Capacity guarantees

[kirs]

With the model described here, no lower SLO jobs would be started until higher SLO jobs are worked off. In 99% of time this is what we want to follow, except when something like payments starves the system so hard that no webhooks or shipping rates are processed.

The way we've solved it with the current model is to always allocate some number of workers to low-SLO queues:

# queues are ordered
100 x jobs-payments: QUEUES=payments,default,low,webhooks
30 x jobs-default: QUEUES=default,low,webhooks,payments
20 x jobs-webhooks: QUEUES=webhooks,payments,default,low
5 x jobs-low: QUEUES=low,webhooks,payments,default

This model allowed us allocate some small number of workers to queues on the bottom of the list, to have isolated capacity in case higher-SLO queues are too overwhelmed. And when they have nothing to process in their preferred queue, they would help other queues - like jobs-low would process something from the payments queue.

This model helps with isolation, but also takes a lot of manual decisions to configure it. Perhaps we could bake something similar into SLO queues?

One idea that I have is to use weights:

type sloQueue struct {
    slo    time.Duration
    weight float64
}

func calculateWeight(slo, min time.Duration) float64 {
    return float64(min) / float64(slo)
}

func main() {
    fmt.Println("Hello, playground")

    realtime := &sloQueue{slo: 1 * time.Second}
    payments := &sloQueue{slo: 5 * time.Second}
    rates := &sloQueue{slo: 30 * time.Second}
    webhook := &sloQueue{slo: 300 * time.Second}
    low := &sloQueue{slo: 900 * time.Second}

    orderedQueues := []*sloQueue{realtime, payments, rates, webhook, low}

    highest := realtime

    for _, q := range orderedQueues {
        q.weight = calculateWeight(q.slo, highest.slo)
        fmt.Printf("slo=%d, weight=%.3f\n", q.slo/time.Second, q.weight)
    }

    for {
        for _, q := range orderedQueues {
            if q.Length() <= 0 {
                continue
            }
            if q.PeekPriority() <= currentTime || rand.Float64() >= q.weight {
                fmt.Printf("processing %d \n", q.slo)
            }
        }
    }
}

So at the end it it goes from "pure SLO queue" to "SLO queue + some amount of randomness" to give some guaranteed capacity to low-priority queues.

Looking forward to hear what you think.

[AndyKwiat]

With the model described here, no lower SLO jobs would be started until higher SLO jobs are worked off.

This is not correct.
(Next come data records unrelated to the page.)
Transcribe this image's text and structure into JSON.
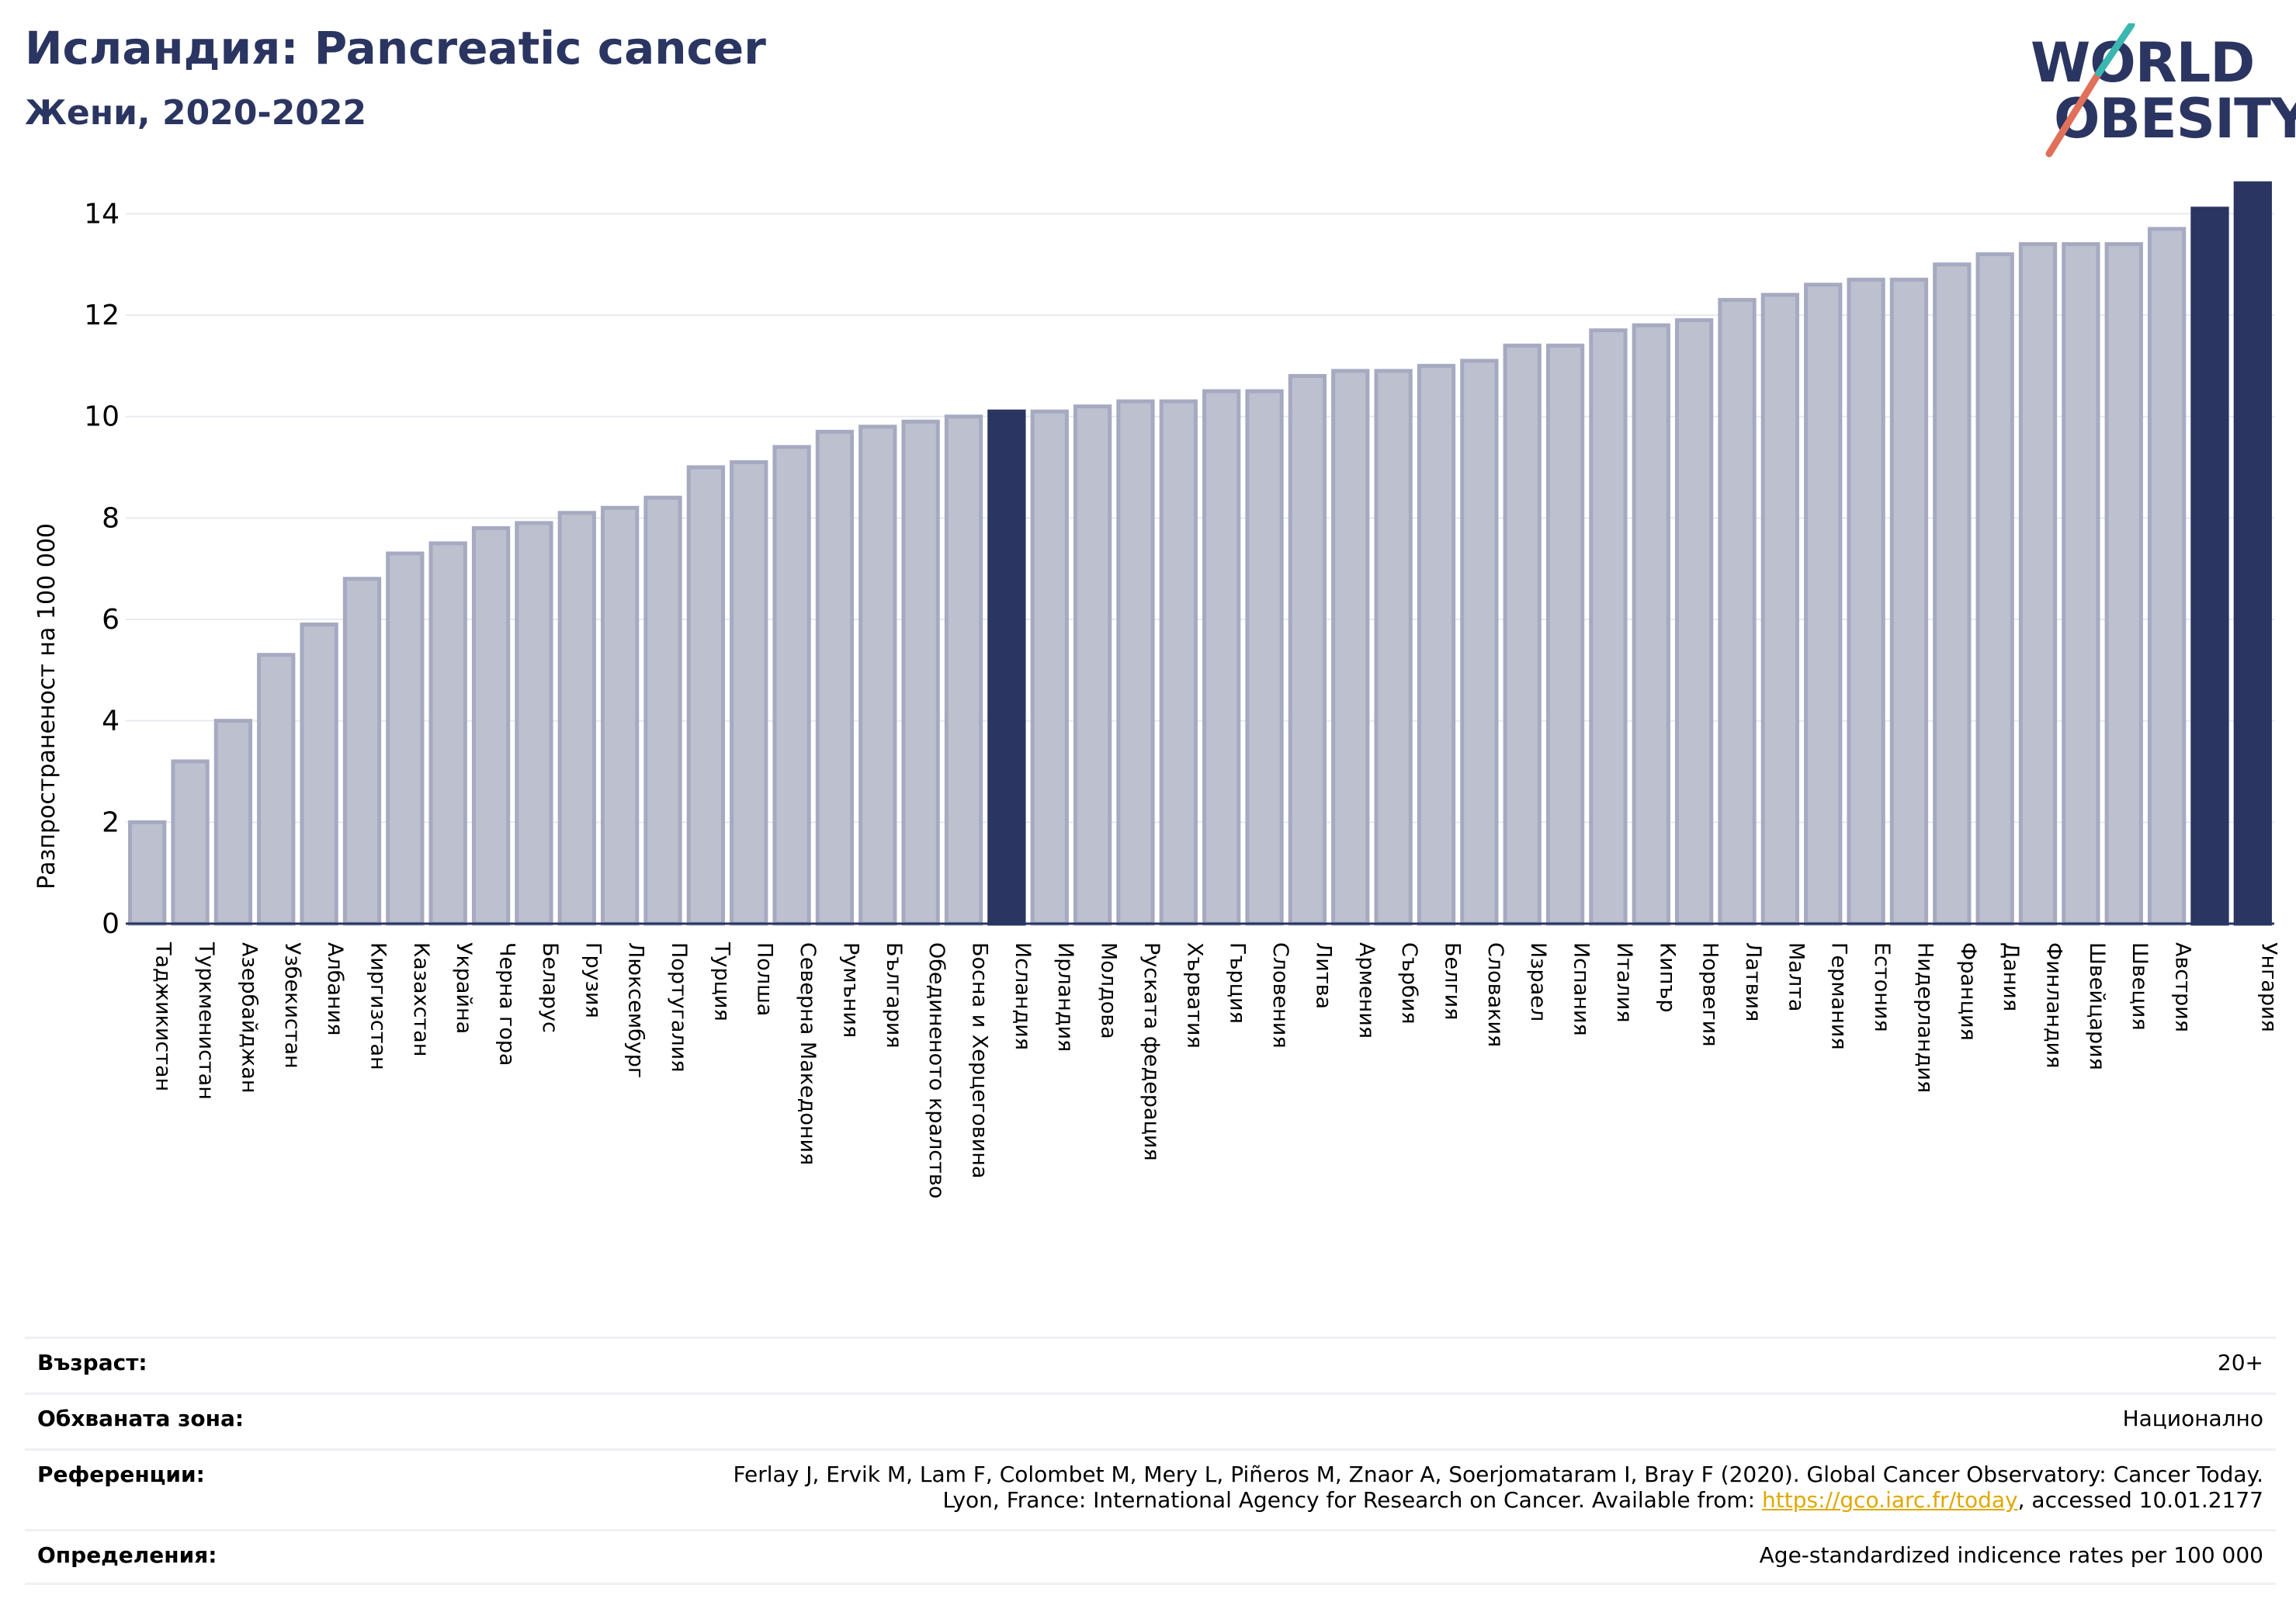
{
  "header": {
    "title": "Исландия: Pancreatic cancer",
    "subtitle": "Жени, 2020-2022"
  },
  "logo": {
    "line1": "WORLD",
    "line2": "OBESITY",
    "brand_color": "#2b3561",
    "slash_colors": [
      "#e0705a",
      "#3ab7b0"
    ]
  },
  "chart_data": {
    "type": "bar",
    "ylabel": "Разпространеност  на 100 000",
    "ylim": [
      0,
      15
    ],
    "yticks": [
      0,
      2,
      4,
      6,
      8,
      10,
      12,
      14
    ],
    "grid": true,
    "bar_color": "#bcc0cf",
    "bar_edge_color": "#a6aac1",
    "highlight_color": "#2b3561",
    "highlighted": [
      "Исландия",
      "Унгария"
    ],
    "categories": [
      "Таджикистан",
      "Туркменистан",
      "Азербайджан",
      "Узбекистан",
      "Албания",
      "Киргизстан",
      "Казахстан",
      "Украйна",
      "Черна гора",
      "Беларус",
      "Грузия",
      "Люксембург",
      "Португалия",
      "Турция",
      "Полша",
      "Северна Македония",
      "Румъния",
      "България",
      "Обединеното кралство",
      "Босна и Херцеговина",
      "Исландия",
      "Ирландия",
      "Молдова",
      "Руската федерация",
      "Хърватия",
      "Гърция",
      "Словения",
      "Литва",
      "Армения",
      "Сърбия",
      "Белгия",
      "Словакия",
      "Израел",
      "Испания",
      "Италия",
      "Кипър",
      "Норвегия",
      "Латвия",
      "Малта",
      "Германия",
      "Естония",
      "Нидерландия",
      "Франция",
      "Дания",
      "Финландия",
      "Швейцария",
      "Швеция",
      "Австрия",
      "",
      "Унгария"
    ],
    "values": [
      2.0,
      3.2,
      4.0,
      5.3,
      5.9,
      6.8,
      7.3,
      7.5,
      7.8,
      7.9,
      8.1,
      8.2,
      8.4,
      9.0,
      9.1,
      9.4,
      9.7,
      9.8,
      9.9,
      10.0,
      10.1,
      10.1,
      10.2,
      10.3,
      10.3,
      10.5,
      10.5,
      10.8,
      10.9,
      10.9,
      11.0,
      11.1,
      11.4,
      11.4,
      11.7,
      11.8,
      11.9,
      12.3,
      12.4,
      12.6,
      12.7,
      12.7,
      13.0,
      13.2,
      13.4,
      13.4,
      13.4,
      13.7,
      14.1,
      14.6
    ]
  },
  "info": {
    "age_label": "Възраст:",
    "age_value": "20+",
    "area_label": "Обхваната зона:",
    "area_value": "Национално",
    "ref_label": "Референции:",
    "ref_line1": "Ferlay J, Ervik M, Lam F, Colombet M, Mery L, Piñeros M, Znaor A, Soerjomataram I, Bray F (2020). Global Cancer Observatory: Cancer Today.",
    "ref_line2_pre": "Lyon, France: International Agency for Research on Cancer. Available from: ",
    "ref_link": "https://gco.iarc.fr/today",
    "ref_line2_post": ", accessed 10.01.2177",
    "def_label": "Определения:",
    "def_value": "Age-standardized indicence rates per 100 000"
  }
}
I did not do a good job of explaining the algorithm I don't think.

Lower SLO jobs would be started if higher SLO jobs have not waited long enough. For example, if a payment job has an SLO of 5 seconds and it's in the queue, and there's a million webhooks that are super behind. The million webhooks will start getting worked off until that payment job has waited 5 seconds.

Sorry it might be easier to just to white-board this thing.

[kirs]

Ohh right, I've missed that.

Rephrasing my point (which I think might be still relevant):

If we have both payments (SLO 5s) and webhooks (SLO 30s) backlogged, with jobs in both waiting for equally long, would we want to process them equally or would we want to shift priority slightly from one towards another?

[AndyKwiat]

If we have both payments (SLO 5s) and webhooks (SLO 30s) backlogged, with jobs in both waiting for equally long, would we want to process them equally or would we want to shift priority slightly from one towards another?
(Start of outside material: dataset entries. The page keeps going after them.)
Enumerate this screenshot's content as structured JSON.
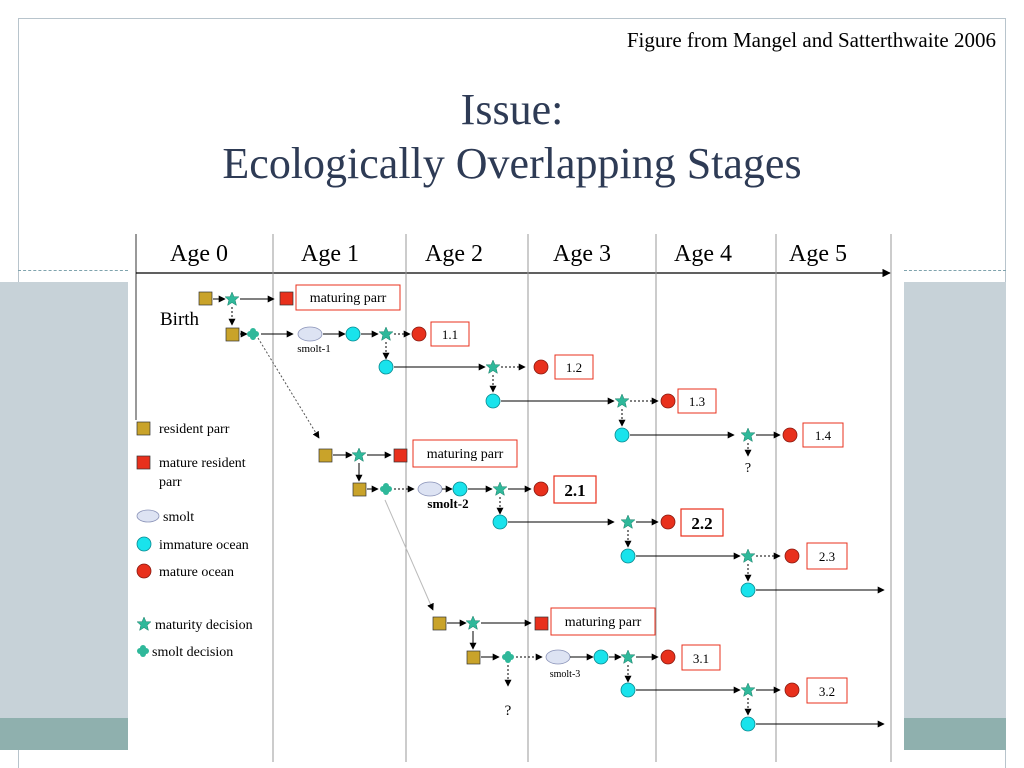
{
  "caption": "Figure from Mangel and Satterthwaite 2006",
  "title": {
    "line1": "Issue:",
    "line2": "Ecologically Overlapping Stages"
  },
  "ages": [
    "Age 0",
    "Age 1",
    "Age 2",
    "Age 3",
    "Age 4",
    "Age 5"
  ],
  "labels": {
    "birth": "Birth",
    "maturing_parr": "maturing parr",
    "smolt1": "smolt-1",
    "smolt2": "smolt-2",
    "smolt3": "smolt-3",
    "question": "?"
  },
  "outcomes": [
    "1.1",
    "1.2",
    "1.3",
    "1.4",
    "2.1",
    "2.2",
    "2.3",
    "3.1",
    "3.2"
  ],
  "legend": [
    {
      "shape": "square-gold",
      "line1": "resident parr",
      "line2": ""
    },
    {
      "shape": "square-red",
      "line1": "mature resident",
      "line2": "parr"
    },
    {
      "shape": "ellipse",
      "line1": "smolt",
      "line2": ""
    },
    {
      "shape": "circle-cyan",
      "line1": "immature ocean",
      "line2": ""
    },
    {
      "shape": "circle-red",
      "line1": "mature ocean",
      "line2": ""
    },
    {
      "shape": "star",
      "line1": "maturity decision",
      "line2": ""
    },
    {
      "shape": "cross",
      "line1": "smolt decision",
      "line2": ""
    }
  ],
  "colors": {
    "gold": "#c9a32a",
    "red": "#e8301c",
    "cyan": "#19e3ec",
    "teal": "#2fb89a",
    "smolt": "#dde3f3",
    "title": "#2e3b55"
  }
}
If they're both behind, the algorithm will always choose the lower SLO queue first. So if payment is behind, ALL workers will work off payment until the first job in the queue is ahead of schedule (even by a fraction of a second).
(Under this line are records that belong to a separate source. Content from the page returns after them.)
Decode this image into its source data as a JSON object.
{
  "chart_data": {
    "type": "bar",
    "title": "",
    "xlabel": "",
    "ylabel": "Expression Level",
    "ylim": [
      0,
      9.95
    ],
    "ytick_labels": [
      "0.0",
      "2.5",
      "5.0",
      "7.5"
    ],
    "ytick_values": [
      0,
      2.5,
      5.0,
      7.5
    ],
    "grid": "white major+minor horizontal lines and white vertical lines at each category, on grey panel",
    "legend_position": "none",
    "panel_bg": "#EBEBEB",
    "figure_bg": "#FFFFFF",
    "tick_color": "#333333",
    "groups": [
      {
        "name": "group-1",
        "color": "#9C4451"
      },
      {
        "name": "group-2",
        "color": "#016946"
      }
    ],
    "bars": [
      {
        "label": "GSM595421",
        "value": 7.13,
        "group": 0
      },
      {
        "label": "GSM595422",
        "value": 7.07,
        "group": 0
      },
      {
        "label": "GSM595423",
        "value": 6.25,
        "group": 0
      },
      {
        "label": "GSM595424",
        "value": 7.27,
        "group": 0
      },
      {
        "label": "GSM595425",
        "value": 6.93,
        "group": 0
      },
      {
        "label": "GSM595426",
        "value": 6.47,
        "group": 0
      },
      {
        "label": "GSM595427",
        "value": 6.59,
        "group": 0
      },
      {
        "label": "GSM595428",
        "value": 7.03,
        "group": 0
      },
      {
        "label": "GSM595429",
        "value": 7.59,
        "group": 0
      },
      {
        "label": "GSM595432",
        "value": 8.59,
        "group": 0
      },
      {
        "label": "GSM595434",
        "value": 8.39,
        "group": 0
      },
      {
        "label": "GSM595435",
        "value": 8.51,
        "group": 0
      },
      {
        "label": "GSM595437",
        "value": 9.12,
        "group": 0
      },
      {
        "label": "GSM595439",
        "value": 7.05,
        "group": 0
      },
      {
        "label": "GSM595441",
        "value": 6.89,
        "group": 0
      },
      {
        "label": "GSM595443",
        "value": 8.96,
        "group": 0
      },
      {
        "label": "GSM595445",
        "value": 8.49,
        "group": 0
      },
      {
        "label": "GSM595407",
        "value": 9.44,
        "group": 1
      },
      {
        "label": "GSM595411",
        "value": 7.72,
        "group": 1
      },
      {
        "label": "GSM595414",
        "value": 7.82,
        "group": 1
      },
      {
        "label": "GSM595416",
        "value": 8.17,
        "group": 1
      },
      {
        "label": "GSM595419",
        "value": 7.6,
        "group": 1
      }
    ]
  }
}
But that doesn't mean we starve webhooks, because when we enqueue a payment job we have 5s before that job becomes 'top priority'. We don't just blindly dequeue from the lowest-SLO queue.

The real interesting question is what should we do if all queues are meeting their SLOs? Should we just make payments super fast? Or should we work off the longest queue? This decision is more important than it seems, especially if we're on the verge of falling behind.